# Quick question soncerning the altezzas...



## martpro11 (Jan 27, 2003)

*Quick question concerning the altezzas...*

If I buy a set of euro lights are the blinker lights included?


----------



## holy200sx (Jan 8, 2003)

the bulbs?.. no


----------



## martpro11 (Jan 27, 2003)

Basically if I take off my tailights and replace them with euro lights what else will I have to purchse? New bulbs for the blinker and tailight?


----------



## FatBoy4 (May 12, 2002)

yES YOU have to get new bulbs
but keep your SE-L tails they look better than the altezzas 
altezzas on our cars look gay

I was gunna get them

If you do get them can I get your SE-L tails?


----------



## LIUSPEED (May 29, 2002)

yes they are... the sentra EURO tails and wires are included but stock ones are better if you like your stock blinkers to be inside.
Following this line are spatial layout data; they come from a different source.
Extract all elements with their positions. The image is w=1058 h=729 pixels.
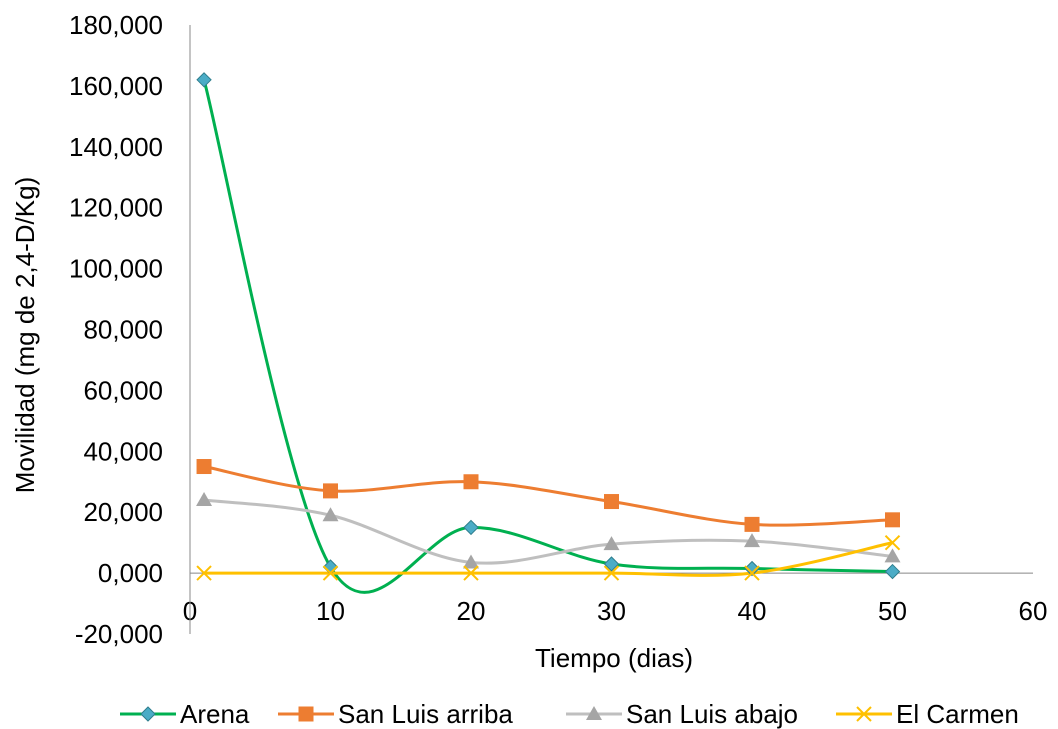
data-point-san-luis-arriba [196, 459, 212, 475]
data-point-san-luis-abajo [196, 492, 213, 507]
series-markers [196, 72, 901, 581]
legend-marker [856, 706, 872, 722]
y-tick-label: 160,000 [69, 71, 163, 101]
data-point-san-luis-arriba [463, 474, 479, 490]
y-tick-label: 40,000 [83, 436, 163, 466]
y-tick-label: 0,000 [98, 558, 163, 588]
y-tick-label: 140,000 [69, 132, 163, 162]
data-point-san-luis-abajo [603, 536, 620, 551]
x-tick-label: 40 [738, 596, 767, 626]
x-axis-label: Tiempo (dias) [535, 643, 693, 673]
x-tick-labels: 0 10 20 30 40 50 60 [183, 596, 1048, 626]
x-tick-label: 30 [597, 596, 626, 626]
series-lines [202, 79, 893, 594]
data-point-arena [744, 560, 760, 577]
legend-marker [298, 706, 314, 722]
series-line-san-luis-arriba [203, 465, 893, 527]
legend-label: San Luis arriba [338, 699, 513, 729]
data-point-san-luis-arriba [744, 516, 760, 532]
data-point-arena [196, 72, 212, 88]
data-point-el-carmen [463, 565, 479, 581]
y-tick-label: 120,000 [69, 193, 163, 223]
legend-item-san-luis-abajo: San Luis abajo [566, 699, 798, 729]
y-tick-label: 100,000 [69, 254, 163, 284]
data-point-el-carmen [603, 565, 620, 581]
data-point-san-luis-arriba [323, 483, 338, 499]
x-tick-label: 50 [878, 596, 907, 626]
y-tick-label: 60,000 [83, 375, 163, 405]
series-line-el-carmen [204, 541, 893, 577]
data-point-san-luis-abajo [744, 533, 760, 548]
y-tick-label: 180,000 [69, 10, 163, 40]
data-point-el-carmen [196, 565, 212, 581]
y-tick-label: 20,000 [83, 497, 163, 527]
y-tick-label: 80,000 [83, 315, 163, 345]
legend-marker [586, 706, 602, 720]
data-point-arena [463, 519, 479, 536]
data-point-san-luis-arriba [885, 512, 900, 528]
data-point-san-luis-abajo [463, 554, 479, 569]
x-tick-label: 10 [316, 596, 345, 626]
data-point-san-luis-arriba [604, 494, 619, 510]
data-point-arena [603, 556, 620, 572]
series-line-arena [202, 79, 893, 594]
y-axis-label: Movilidad (mg de 2,4-D/Kg) [10, 177, 40, 493]
legend-label: Arena [180, 699, 250, 729]
legend-label: El Carmen [896, 699, 1019, 729]
x-tick-label: 60 [1019, 596, 1048, 626]
data-point-san-luis-abajo [322, 507, 339, 522]
legend-marker [140, 706, 156, 722]
data-point-el-carmen [884, 534, 901, 551]
data-point-el-carmen [322, 565, 339, 581]
legend-item-san-luis-arriba: San Luis arriba [278, 699, 513, 729]
data-point-arena [884, 563, 901, 580]
y-tick-label: -20,000 [75, 619, 163, 649]
x-tick-label: 20 [457, 596, 486, 626]
legend: Arena San Luis arriba San Luis abajo El Car… [120, 699, 1019, 729]
legend-label: San Luis abajo [626, 699, 798, 729]
data-point-el-carmen [744, 565, 760, 581]
series-line-san-luis-abajo [203, 498, 893, 565]
legend-item-el-carmen: El Carmen [836, 699, 1019, 729]
y-tick-labels: -20,000 0,000 20,000 40,000 60,000 80,000 100,… [69, 10, 163, 649]
legend-item-arena: Arena [120, 699, 250, 729]
data-point-san-luis-abajo [884, 548, 901, 563]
the ones that come with the EURO light are outside blinker and inside stop lamps.

hope that helps.


----------



## Shawn (Sep 18, 2002)

He has the tails with the orange turn signal lens...I already asked. As for buying new bulbs, why would that be neccesary? 1157's should work for the altezzas.


----------



## martpro11 (Jan 27, 2003)

Do you guys really think the altezzas look bad on the sentra. I think it would look nice on my se-l. Theres nothing special about the se-l tailights.


----------



## FatBoy4 (May 12, 2002)

Martpro11are u sure your have a SE-L cause most of the SE-L came with a CLEAR turn signal and not a Orange one


----------



## FatBoy4 (May 12, 2002)

Well I was thinking of getting altezzas for mine the GunMetal from Matrix Racing but I decide not to.. they just look wierd with the Red center bar on the GXE if yours is not red it might look aight but I have a red one so I aint gunna do the swap


----------



## martpro11 (Jan 27, 2003)

Yes I have a 1999 SE-L with orange blinkers. I know that alot have white but I have orange.


----------



## LIUSPEED (May 29, 2002)

FatBoy4 said:


> *Martpro11are u sure your have a SE-L cause most of the SE-L came with a CLEAR turn signal and not a Orange one *


not all se limited come with white signal .. some come in orange as well....


----------



## Ninety-Nine SE-L (May 5, 2002)

WHAT?? I never heard of an SE-L coming with orange blinkers. Do you still have the grey center panel (between the tails)? I was going to say. If you want to go altezzas, SELL ME THE CLEAR/RED TAILS, LOL.


----------



## JayL1967 (Apr 30, 2002)

The altezass come with everything.


----------



## JayL1967 (Apr 30, 2002)




----------



## sr20 805 (Oct 7, 2002)

justin photoshopped a silver sentra with gunmetal altezzas......it looks dope IMO, and the center piece was color matched to the car........other than the fact that most people think altezza is rice and that altezza is WAY too burned out by them honda boys


----------



## MP2050 (May 1, 2002)

sr20 805 said:


> *justin photoshopped a silver sentra with gunmetal altezzas......it looks dope IMO, and the center piece was color matched to the car........other than the fact that most people think altezza is rice and that altezza is WAY too burned out by them honda boys *


ooooohhhh wheres this pic????


----------



## LIUSPEED (May 29, 2002)

ask justin for it.. he might still have it..


----------



## Ninety-Nine SE-L (May 5, 2002)

my computer's in the shop (AGAIN). The pic was on there, but I think I might have deleted the file. Whoever still has it may want to post a pic. If not, I will see if I can recover the file with Norton (when my computer comes back).


----------